Standard Operating Procedure
sop-src-1.0.0
Source code
This standard addresses direction of dependencies between different layers of the source code. This standard is strict and must be followed with no exceptions.
This standard is expected to be applied on the source code that defines the logic of a service.
As the diagram reveals; the API
layer, knows of and can have dependencies from, the Infrastructure
, Domain
and the View
layer, as well as from the API
layer it self. The API
is expected to only know of the view-model
in the View
layer.
The Infrastructure
layer only knows of the Domain
layer, and can therefor only have dependencies from the Domain
layer or other parts of the Infrastructure
layer.
The Domain
layer knows of it self and nothing outside its own context. Implementations in the Domain
layer can only depend on definitions that persists within its layer. The sub-layer schema
is explicitly expressed for this standard to be able to define the restricted access of the view-model
sub-layer into the Domain
layer.
The View
possess a sub-layer called view-model
, expressed specifically in the diagram to express the restricted knowledge the API
layers has of the View
layer. The View
layer does not have knowledge to anything outside its layer, by design. The idea is for the View
layer to be as dumb as possible; meaning, less logic in the view is encourage.

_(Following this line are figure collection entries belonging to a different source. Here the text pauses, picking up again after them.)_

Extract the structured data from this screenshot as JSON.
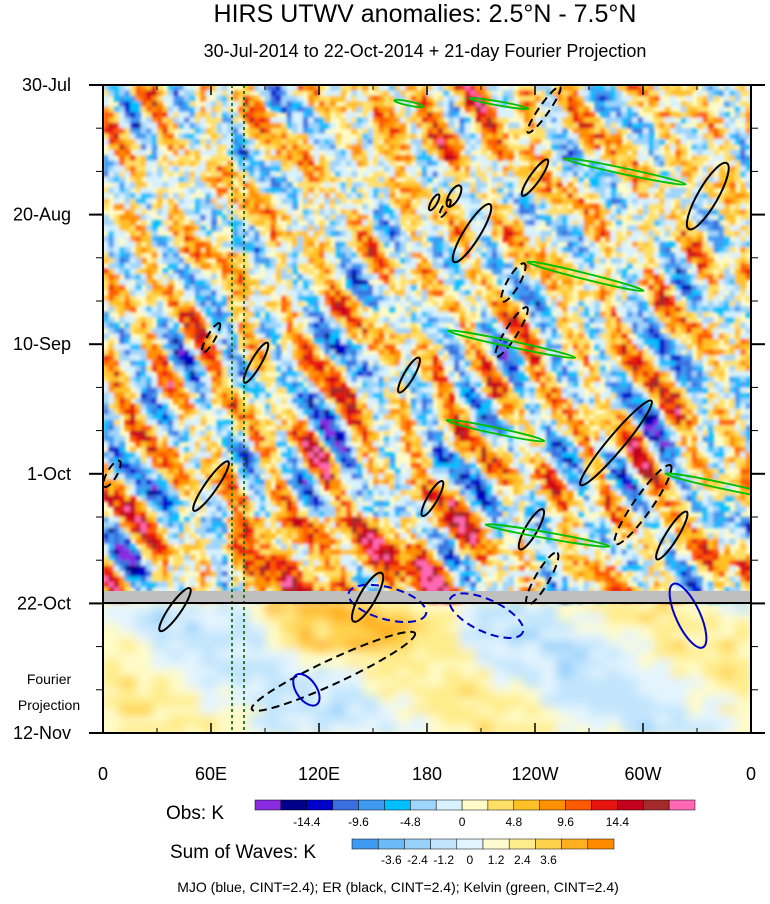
{
  "colors": {
    "obs_scale": [
      "#8a2be2",
      "#00008b",
      "#0000cd",
      "#3a6fe0",
      "#3f9af2",
      "#00bfff",
      "#9fd4fb",
      "#d8f2ff",
      "#fffbc8",
      "#ffe066",
      "#ffc125",
      "#ff9000",
      "#ff5a00",
      "#e8140f",
      "#c4001d",
      "#a52a2a",
      "#ff69b4"
    ],
    "sum_scale": [
      "#3f9af2",
      "#6cbaf8",
      "#98d2fb",
      "#c2e5fd",
      "#e3f4fe",
      "#fffbd0",
      "#ffec8b",
      "#ffd24d",
      "#ffb020",
      "#ff8a00"
    ],
    "mjo": "#0000cd",
    "er": "#000000",
    "kelvin": "#00c000",
    "divider": "#bfbfbf",
    "dotted_lines": "#006400"
  },
  "chart_data": {
    "type": "heatmap",
    "title": "HIRS UTWV anomalies: 2.5°N - 7.5°N",
    "subtitle": "30-Jul-2014 to 22-Oct-2014 + 21-day Fourier Projection",
    "x_ticks": [
      "0",
      "60E",
      "120E",
      "180",
      "120W",
      "60W",
      "0"
    ],
    "y_ticks": [
      "30-Jul",
      "20-Aug",
      "10-Sep",
      "1-Oct",
      "22-Oct",
      "12-Nov"
    ],
    "projection_label_line1": "Fourier",
    "projection_label_line2": "Projection",
    "obs_legend": {
      "label": "Obs: K",
      "tick_labels": [
        "-14.4",
        "-9.6",
        "-4.8",
        "0",
        "4.8",
        "9.6",
        "14.4"
      ]
    },
    "sum_legend": {
      "label": "Sum of Waves: K",
      "tick_labels": [
        "-3.6",
        "-2.4",
        "-1.2",
        "0",
        "1.2",
        "2.4",
        "3.6"
      ]
    },
    "footer": "MJO (blue, CINT=2.4); ER (black, CINT=2.4); Kelvin (green, CINT=2.4)",
    "overlays": {
      "er": [
        {
          "lon": 184,
          "day": 19,
          "rx": 9,
          "ry": 3,
          "rot": -60,
          "dash": false
        },
        {
          "lon": 195,
          "day": 18,
          "rx": 12,
          "ry": 5,
          "rot": -60,
          "dash": false
        },
        {
          "lon": 240,
          "day": 15,
          "rx": 22,
          "ry": 5,
          "rot": -55,
          "dash": false
        },
        {
          "lon": 205,
          "day": 24,
          "rx": 34,
          "ry": 8,
          "rot": -58,
          "dash": false
        },
        {
          "lon": 228,
          "day": 32,
          "rx": 22,
          "ry": 6,
          "rot": -60,
          "dash": true
        },
        {
          "lon": 190,
          "day": 20,
          "rx": 10,
          "ry": 3,
          "rot": -60,
          "dash": true
        },
        {
          "lon": 170,
          "day": 47,
          "rx": 20,
          "ry": 5,
          "rot": -60,
          "dash": false
        },
        {
          "lon": 183,
          "day": 67,
          "rx": 20,
          "ry": 5,
          "rot": -60,
          "dash": false
        },
        {
          "lon": 60,
          "day": 65,
          "rx": 30,
          "ry": 6,
          "rot": -55,
          "dash": false
        },
        {
          "lon": 85,
          "day": 45,
          "rx": 23,
          "ry": 5,
          "rot": -60,
          "dash": false
        },
        {
          "lon": 60,
          "day": 41,
          "rx": 17,
          "ry": 4,
          "rot": -60,
          "dash": true
        },
        {
          "lon": 227,
          "day": 40,
          "rx": 29,
          "ry": 6,
          "rot": -58,
          "dash": true
        },
        {
          "lon": 300,
          "day": 68,
          "rx": 48,
          "ry": 9,
          "rot": -55,
          "dash": true
        },
        {
          "lon": 285,
          "day": 58,
          "rx": 55,
          "ry": 8,
          "rot": -50,
          "dash": false
        },
        {
          "lon": 316,
          "day": 73,
          "rx": 28,
          "ry": 6,
          "rot": -58,
          "dash": false
        },
        {
          "lon": 244,
          "day": 80,
          "rx": 30,
          "ry": 7,
          "rot": -60,
          "dash": true
        },
        {
          "lon": 238,
          "day": 72,
          "rx": 23,
          "ry": 6,
          "rot": -60,
          "dash": false
        },
        {
          "lon": 147,
          "day": 83,
          "rx": 28,
          "ry": 8,
          "rot": -60,
          "dash": false
        },
        {
          "lon": 40,
          "day": 85,
          "rx": 26,
          "ry": 6,
          "rot": -55,
          "dash": false
        },
        {
          "lon": 128,
          "day": 95,
          "rx": 90,
          "ry": 12,
          "rot": -25,
          "dash": true
        },
        {
          "lon": 336,
          "day": 18,
          "rx": 38,
          "ry": 10,
          "rot": -60,
          "dash": false
        },
        {
          "lon": 245,
          "day": 4,
          "rx": 28,
          "ry": 5,
          "rot": -55,
          "dash": true
        },
        {
          "lon": 5,
          "day": 63,
          "rx": 15,
          "ry": 5,
          "rot": -60,
          "dash": true
        }
      ],
      "mjo": [
        {
          "lon": 113,
          "day": 98,
          "rx": 18,
          "ry": 10,
          "rot": 55,
          "dash": false
        },
        {
          "lon": 158,
          "day": 84,
          "rx": 40,
          "ry": 16,
          "rot": 15,
          "dash": true
        },
        {
          "lon": 213,
          "day": 86,
          "rx": 40,
          "ry": 16,
          "rot": 25,
          "dash": true
        },
        {
          "lon": 325,
          "day": 86,
          "rx": 35,
          "ry": 12,
          "rot": 65,
          "dash": false
        }
      ],
      "kelvin": [
        {
          "lon": 290,
          "day": 14,
          "rx": 62,
          "ry": 3,
          "rot": 12,
          "dash": false
        },
        {
          "lon": 268,
          "day": 31,
          "rx": 60,
          "ry": 3,
          "rot": 14,
          "dash": false
        },
        {
          "lon": 227,
          "day": 42,
          "rx": 65,
          "ry": 3,
          "rot": 12,
          "dash": false
        },
        {
          "lon": 218,
          "day": 56,
          "rx": 50,
          "ry": 3,
          "rot": 12,
          "dash": false
        },
        {
          "lon": 247,
          "day": 73,
          "rx": 63,
          "ry": 3,
          "rot": 10,
          "dash": false
        },
        {
          "lon": 345,
          "day": 65,
          "rx": 60,
          "ry": 3,
          "rot": 12,
          "dash": false
        },
        {
          "lon": 170,
          "day": 3,
          "rx": 15,
          "ry": 2,
          "rot": 12,
          "dash": false
        },
        {
          "lon": 220,
          "day": 3,
          "rx": 30,
          "ry": 2,
          "rot": 10,
          "dash": false
        }
      ]
    }
  }
}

This standard implies that the API has a responsibility to eager load all data the view requires.
Often we notice that implementations in one layer require a knowledge of a layer it has no access to, in accordance with this standard. A concrete example is the common problem with a domain instance that require knowledge of infrastructure logic. To solve a dependency from the domain to the infrastructure, the dependency inversion principle, part of the SOLID principles authored by Robert C. Martin, can be applied. An interface must be defined in the domain layer that instances in the infrastructure implements, and that other actors in the domain can depend on.